RCR: Robust Compound Regression for Robust Estimation of Errors-in-Variables Model
This work addresses robustness issues in errors-in-variables models for applied sciences, representing an incremental improvement by combining and extending existing methods.
The paper tackles the problem of bias in errors-in-variables regression models due to outliers by developing a robust compound regression (RCR) method, which generalizes existing techniques to provide robust maximum likelihood estimation solutions with flexibility for optimal selection based on efficiency criteria, as demonstrated through simulation studies and real-life examples.
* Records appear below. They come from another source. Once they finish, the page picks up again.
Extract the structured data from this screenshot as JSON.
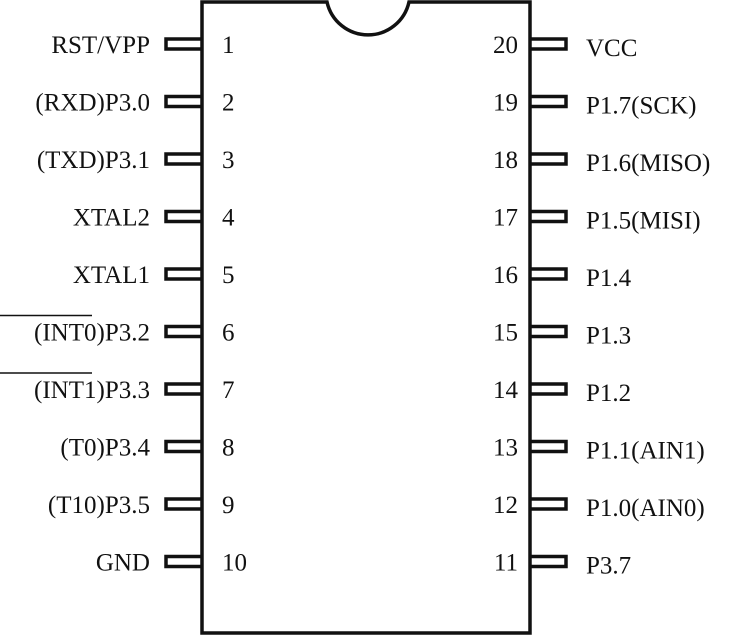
{
  "chip": {
    "left_pins": [
      {
        "number": "1",
        "label": "RST/VPP",
        "overline": ""
      },
      {
        "number": "2",
        "label": "(RXD)P3.0",
        "overline": ""
      },
      {
        "number": "3",
        "label": "(TXD)P3.1",
        "overline": ""
      },
      {
        "number": "4",
        "label": "XTAL2",
        "overline": ""
      },
      {
        "number": "5",
        "label": "XTAL1",
        "overline": ""
      },
      {
        "number": "6",
        "label": "P3.2",
        "overline": "(INT0)"
      },
      {
        "number": "7",
        "label": "P3.3",
        "overline": "(INT1)"
      },
      {
        "number": "8",
        "label": "(T0)P3.4",
        "overline": ""
      },
      {
        "number": "9",
        "label": "(T10)P3.5",
        "overline": ""
      },
      {
        "number": "10",
        "label": "GND",
        "overline": ""
      }
    ],
    "right_pins": [
      {
        "number": "20",
        "label": "VCC"
      },
      {
        "number": "19",
        "label": "P1.7(SCK)"
      },
      {
        "number": "18",
        "label": "P1.6(MISO)"
      },
      {
        "number": "17",
        "label": "P1.5(MISI)"
      },
      {
        "number": "16",
        "label": "P1.4"
      },
      {
        "number": "15",
        "label": "P1.3"
      },
      {
        "number": "14",
        "label": "P1.2"
      },
      {
        "number": "13",
        "label": "P1.1(AIN1)"
      },
      {
        "number": "12",
        "label": "P1.0(AIN0)"
      },
      {
        "number": "11",
        "label": "P3.7"
      }
    ]
  }
}
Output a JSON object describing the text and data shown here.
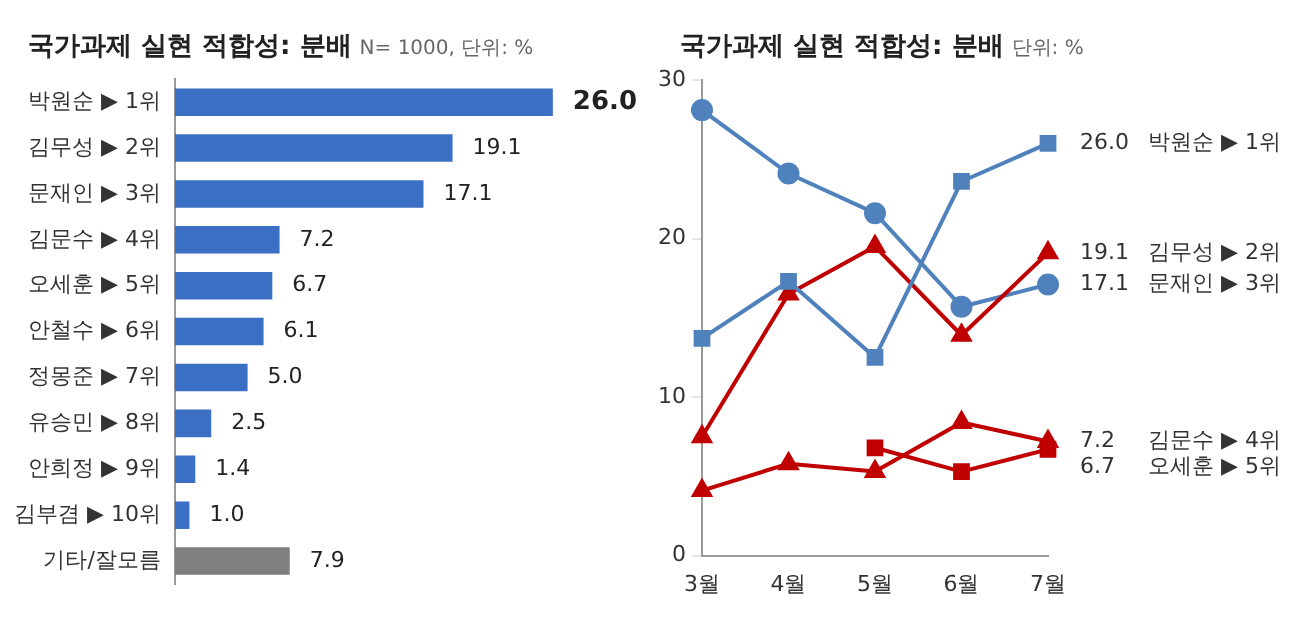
{
  "chart_data": [
    {
      "type": "bar",
      "orientation": "horizontal",
      "title": "국가과제 실현 적합성: 분배",
      "subtitle": "N= 1000, 단위: %",
      "categories": [
        "박원순 ▶ 1위",
        "김무성 ▶ 2위",
        "문재인 ▶ 3위",
        "김문수 ▶ 4위",
        "오세훈 ▶ 5위",
        "안철수 ▶ 6위",
        "정몽준 ▶ 7위",
        "유승민 ▶ 8위",
        "안희정 ▶ 9위",
        "김부겸 ▶ 10위",
        "기타/잘모름"
      ],
      "values": [
        26.0,
        19.1,
        17.1,
        7.2,
        6.7,
        6.1,
        5.0,
        2.5,
        1.4,
        1.0,
        7.9
      ],
      "colors": [
        "#3a6fc4",
        "#3a6fc4",
        "#3a6fc4",
        "#3a6fc4",
        "#3a6fc4",
        "#3a6fc4",
        "#3a6fc4",
        "#3a6fc4",
        "#3a6fc4",
        "#3a6fc4",
        "#7f7f7f"
      ],
      "value_labels": [
        "26.0",
        "19.1",
        "17.1",
        "7.2",
        "6.7",
        "6.1",
        "5.0",
        "2.5",
        "1.4",
        "1.0",
        "7.9"
      ],
      "grid": false,
      "legend": false
    },
    {
      "type": "line",
      "title": "국가과제 실현 적합성: 분배",
      "subtitle": "단위: %",
      "categories": [
        "3월",
        "4월",
        "5월",
        "6월",
        "7월"
      ],
      "ylim": [
        0,
        30
      ],
      "yticks": [
        0,
        10,
        20,
        30
      ],
      "grid": false,
      "legend": false,
      "series": [
        {
          "name": "박원순 ▶ 1위",
          "color": "#4f81bd",
          "marker": "square",
          "values": [
            13.7,
            17.3,
            12.5,
            23.6,
            26.0
          ],
          "value_labels": [
            null,
            null,
            null,
            null,
            "26.0"
          ]
        },
        {
          "name": "김무성 ▶ 2위",
          "color": "#c00000",
          "marker": "triangle",
          "values": [
            7.5,
            16.5,
            19.5,
            13.9,
            19.1
          ],
          "value_labels": [
            null,
            null,
            null,
            null,
            "19.1"
          ]
        },
        {
          "name": "문재인 ▶ 3위",
          "color": "#4f81bd",
          "marker": "circle",
          "values": [
            28.1,
            24.1,
            21.6,
            15.7,
            17.1
          ],
          "value_labels": [
            null,
            null,
            null,
            null,
            "17.1"
          ]
        },
        {
          "name": "김문수 ▶ 4위",
          "color": "#c00000",
          "marker": "triangle",
          "values": [
            4.1,
            5.8,
            5.3,
            8.4,
            7.2
          ],
          "value_labels": [
            null,
            null,
            null,
            null,
            "7.2"
          ]
        },
        {
          "name": "오세훈 ▶ 5위",
          "color": "#c00000",
          "marker": "square",
          "values": [
            null,
            null,
            6.8,
            5.3,
            6.7
          ],
          "value_labels": [
            null,
            null,
            null,
            null,
            "6.7"
          ]
        }
      ]
    }
  ]
}
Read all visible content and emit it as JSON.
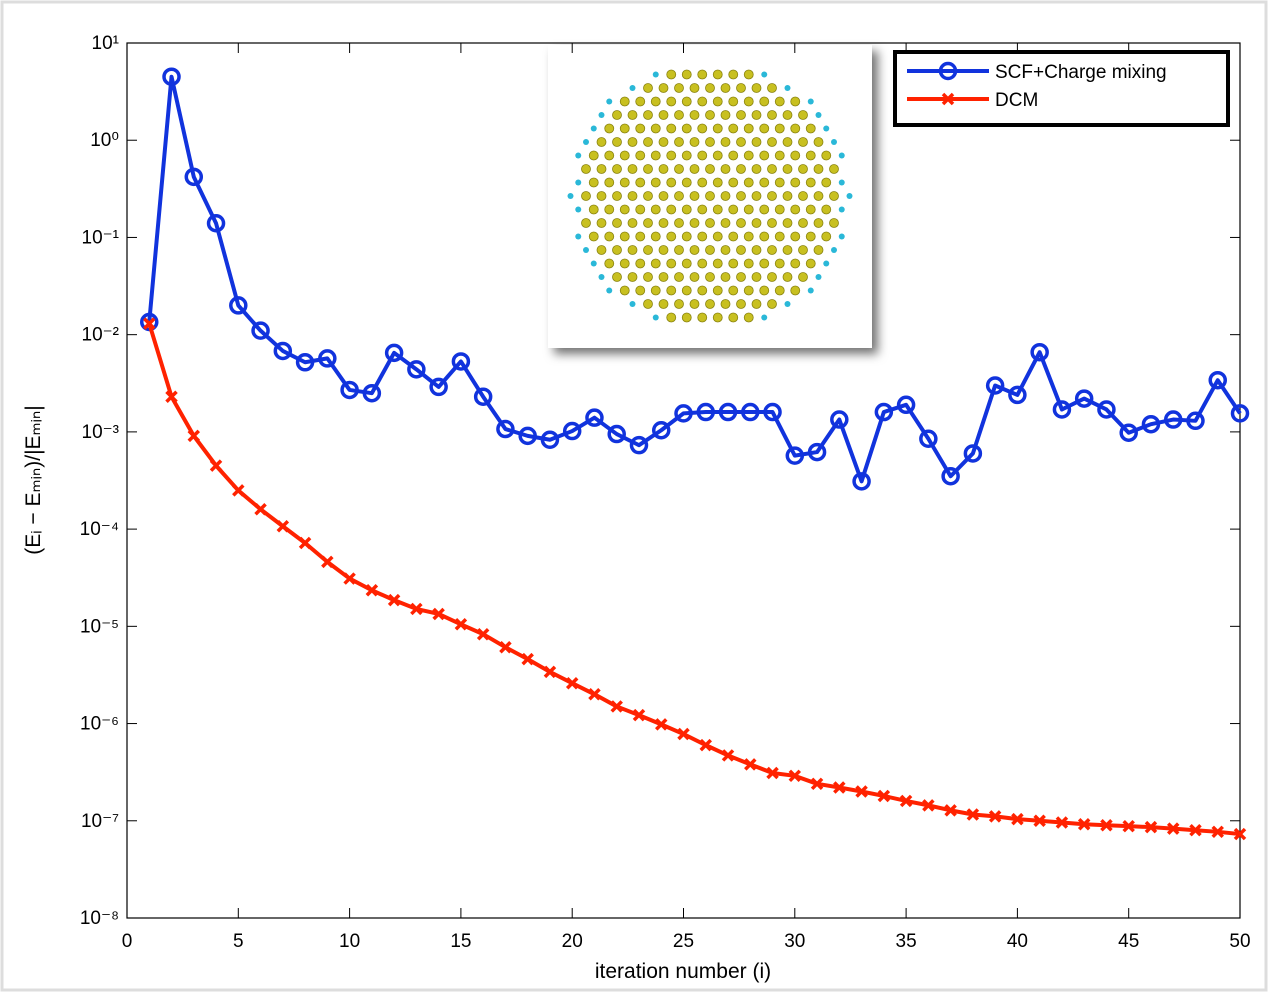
{
  "chart_data": {
    "type": "line",
    "log_y": true,
    "x_label": "iteration number (i)",
    "y_label": "(Eᵢ − Eₘᵢₙ)/|Eₘᵢₙ|",
    "x": [
      1,
      2,
      3,
      4,
      5,
      6,
      7,
      8,
      9,
      10,
      11,
      12,
      13,
      14,
      15,
      16,
      17,
      18,
      19,
      20,
      21,
      22,
      23,
      24,
      25,
      26,
      27,
      28,
      29,
      30,
      31,
      32,
      33,
      34,
      35,
      36,
      37,
      38,
      39,
      40,
      41,
      42,
      43,
      44,
      45,
      46,
      47,
      48,
      49,
      50
    ],
    "series": [
      {
        "name": "SCF+Charge mixing",
        "color": "#1133dd",
        "marker": "circle",
        "values": [
          0.0135,
          4.5,
          0.42,
          0.14,
          0.02,
          0.011,
          0.0068,
          0.0052,
          0.0057,
          0.0027,
          0.0025,
          0.0065,
          0.0044,
          0.0029,
          0.0053,
          0.0023,
          0.00107,
          0.00091,
          0.00083,
          0.00102,
          0.0014,
          0.00095,
          0.00073,
          0.00104,
          0.00155,
          0.0016,
          0.0016,
          0.0016,
          0.0016,
          0.00057,
          0.00062,
          0.00134,
          0.00031,
          0.0016,
          0.0019,
          0.00085,
          0.00035,
          0.0006,
          0.003,
          0.0024,
          0.0066,
          0.0017,
          0.0022,
          0.0017,
          0.00098,
          0.0012,
          0.00134,
          0.0013,
          0.0034,
          0.00155
        ]
      },
      {
        "name": "DCM",
        "color": "#ff2200",
        "marker": "x",
        "values": [
          0.013,
          0.0023,
          0.00091,
          0.00045,
          0.00025,
          0.00016,
          0.000107,
          7.2e-05,
          4.6e-05,
          3.1e-05,
          2.35e-05,
          1.86e-05,
          1.51e-05,
          1.34e-05,
          1.05e-05,
          8.3e-06,
          6.1e-06,
          4.6e-06,
          3.4e-06,
          2.6e-06,
          2e-06,
          1.5e-06,
          1.22e-06,
          9.8e-07,
          7.8e-07,
          6e-07,
          4.7e-07,
          3.8e-07,
          3.1e-07,
          2.9e-07,
          2.4e-07,
          2.2e-07,
          2e-07,
          1.8e-07,
          1.6e-07,
          1.44e-07,
          1.28e-07,
          1.16e-07,
          1.11e-07,
          1.04e-07,
          1e-07,
          9.6e-08,
          9.2e-08,
          9e-08,
          8.8e-08,
          8.6e-08,
          8.3e-08,
          8e-08,
          7.7e-08,
          7.3e-08
        ]
      }
    ],
    "xlim": [
      0,
      50
    ],
    "xticks": [
      0,
      5,
      10,
      15,
      20,
      25,
      30,
      35,
      40,
      45,
      50
    ],
    "ylim": [
      1e-08,
      10
    ],
    "yticks": [
      {
        "value": 1e-08,
        "label": "10⁻⁸"
      },
      {
        "value": 1e-07,
        "label": "10⁻⁷"
      },
      {
        "value": 1e-06,
        "label": "10⁻⁶"
      },
      {
        "value": 1e-05,
        "label": "10⁻⁵"
      },
      {
        "value": 0.0001,
        "label": "10⁻⁴"
      },
      {
        "value": 0.001,
        "label": "10⁻³"
      },
      {
        "value": 0.01,
        "label": "10⁻²"
      },
      {
        "value": 0.1,
        "label": "10⁻¹"
      },
      {
        "value": 1,
        "label": "10⁰"
      },
      {
        "value": 10,
        "label": "10¹"
      }
    ],
    "legend": "upper right"
  }
}
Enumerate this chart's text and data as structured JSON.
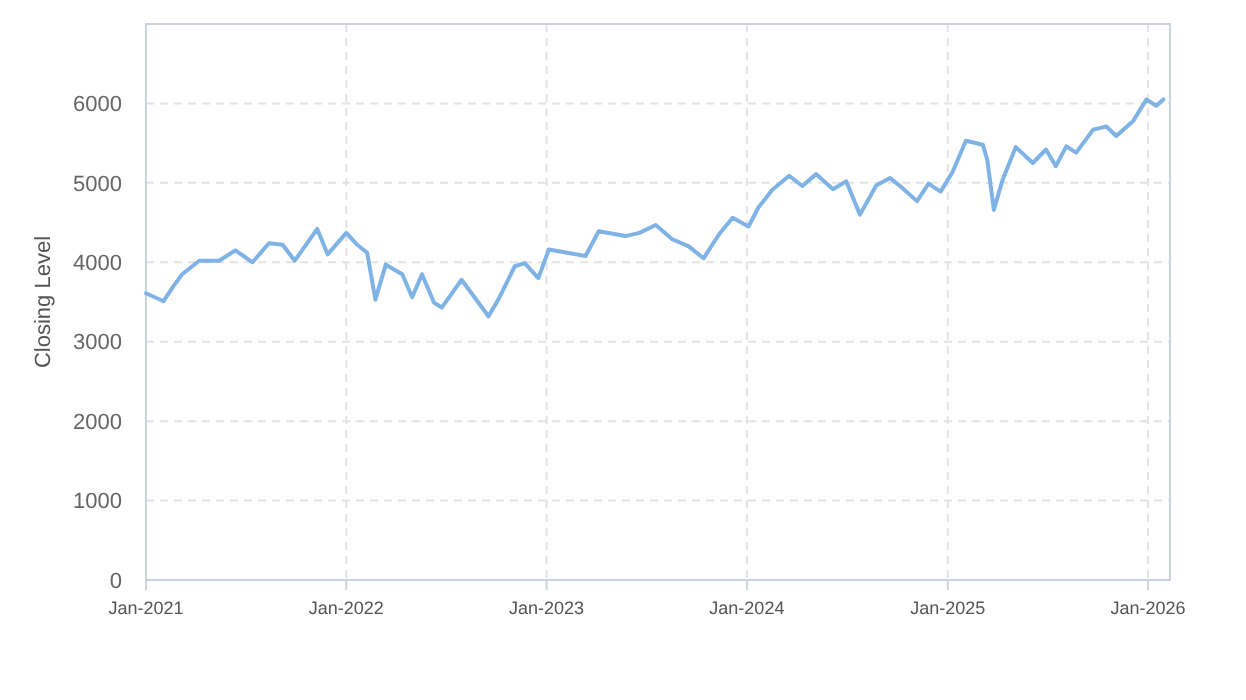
{
  "chart_data": {
    "type": "line",
    "ylabel": "Closing Level",
    "x": [
      "2021-01-01",
      "2021-02-02",
      "2021-02-20",
      "2021-03-08",
      "2021-04-08",
      "2021-05-14",
      "2021-06-13",
      "2021-07-14",
      "2021-08-13",
      "2021-09-07",
      "2021-09-29",
      "2021-11-09",
      "2021-11-28",
      "2022-01-01",
      "2022-01-21",
      "2022-02-08",
      "2022-02-23",
      "2022-03-14",
      "2022-04-13",
      "2022-05-01",
      "2022-05-19",
      "2022-06-10",
      "2022-06-24",
      "2022-07-30",
      "2022-08-30",
      "2022-09-17",
      "2022-10-05",
      "2022-11-04",
      "2022-11-22",
      "2022-12-17",
      "2023-01-05",
      "2023-03-13",
      "2023-04-06",
      "2023-05-25",
      "2023-06-19",
      "2023-07-19",
      "2023-08-18",
      "2023-09-17",
      "2023-10-14",
      "2023-11-11",
      "2023-12-06",
      "2024-01-04",
      "2024-01-22",
      "2024-02-16",
      "2024-03-18",
      "2024-04-11",
      "2024-05-06",
      "2024-06-06",
      "2024-06-30",
      "2024-07-25",
      "2024-08-24",
      "2024-09-18",
      "2024-10-06",
      "2024-11-06",
      "2024-11-27",
      "2024-12-19",
      "2025-01-10",
      "2025-02-03",
      "2025-03-06",
      "2025-03-14",
      "2025-03-26",
      "2025-04-11",
      "2025-05-05",
      "2025-06-05",
      "2025-06-29",
      "2025-07-17",
      "2025-08-05",
      "2025-08-23",
      "2025-09-23",
      "2025-10-17",
      "2025-11-04",
      "2025-12-05",
      "2025-12-29",
      "2026-01-16",
      "2026-01-29"
    ],
    "series": [
      {
        "color": "#7fb3e6",
        "values": [
          3610,
          3510,
          3700,
          3850,
          4020,
          4020,
          4150,
          4000,
          4240,
          4220,
          4020,
          4420,
          4100,
          4370,
          4220,
          4120,
          3530,
          3970,
          3850,
          3560,
          3850,
          3490,
          3430,
          3780,
          3490,
          3320,
          3530,
          3950,
          3990,
          3800,
          4160,
          4080,
          4390,
          4330,
          4370,
          4470,
          4290,
          4200,
          4050,
          4350,
          4560,
          4450,
          4690,
          4910,
          5090,
          4960,
          5110,
          4920,
          5020,
          4600,
          4970,
          5060,
          4960,
          4770,
          4990,
          4890,
          5140,
          5530,
          5480,
          5290,
          4660,
          5040,
          5450,
          5250,
          5420,
          5210,
          5460,
          5380,
          5670,
          5710,
          5590,
          5780,
          6050,
          5970,
          6050
        ]
      }
    ],
    "xlim": [
      "2021-01-01",
      "2026-02-10"
    ],
    "xticks": [
      {
        "value": "2021-01-01",
        "label": "Jan-2021"
      },
      {
        "value": "2022-01-01",
        "label": "Jan-2022"
      },
      {
        "value": "2023-01-01",
        "label": "Jan-2023"
      },
      {
        "value": "2024-01-01",
        "label": "Jan-2024"
      },
      {
        "value": "2025-01-01",
        "label": "Jan-2025"
      },
      {
        "value": "2026-01-01",
        "label": "Jan-2026"
      }
    ],
    "ylim": [
      0,
      7000
    ],
    "yticks": [
      0,
      1000,
      2000,
      3000,
      4000,
      5000,
      6000
    ],
    "grid": true,
    "line_style": "solid"
  }
}
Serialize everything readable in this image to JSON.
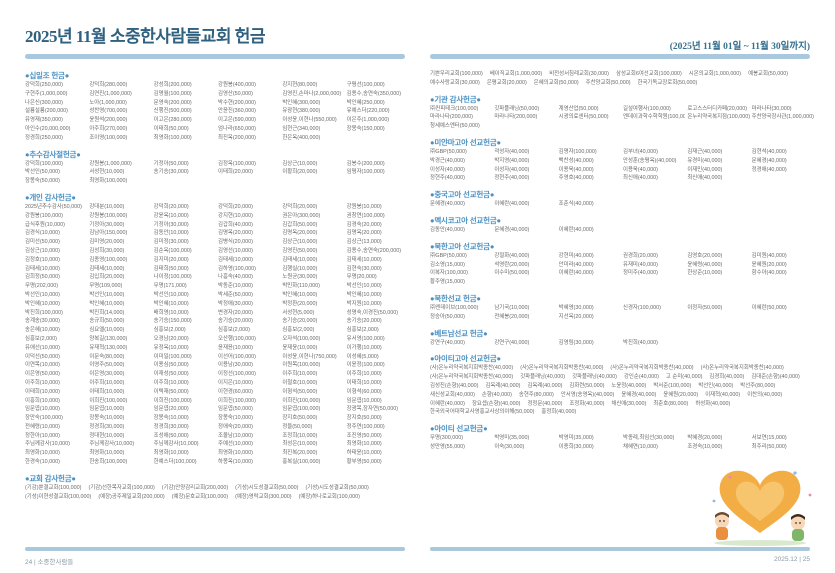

The errors-in-variables (EIV) regression model, being more realistic by accounting for measurement errors in both the dependent and the independent variables, is widely adopted in applied sciences. The traditional EIV model estimators, however, can be highly biased by outliers and other departures from the underlying assumptions. In this paper, we develop a novel nonparametric regression approach - the robust compound regression (RCR) analysis method for the robust estimation of EIV models. We first introduce a robust and efficient estimator called least sine squares (LSS). Taking full advantage of both the new LSS method and the compound regression analysis method developed in our own group, we subsequently propose the RCR approach as a generalization of those two, which provides a robust counterpart of the entire class of the maximum likelihood estimation (MLE) solutions of the EIV model, in a 1-1 mapping. Technically, our approach gives users the flexibility to select from a class of RCR estimates the optimal one with a predefined regression efficiency criterion satisfied. Simulation studies and real-life examples are provided to illustrate the effectiveness of the RCR approach.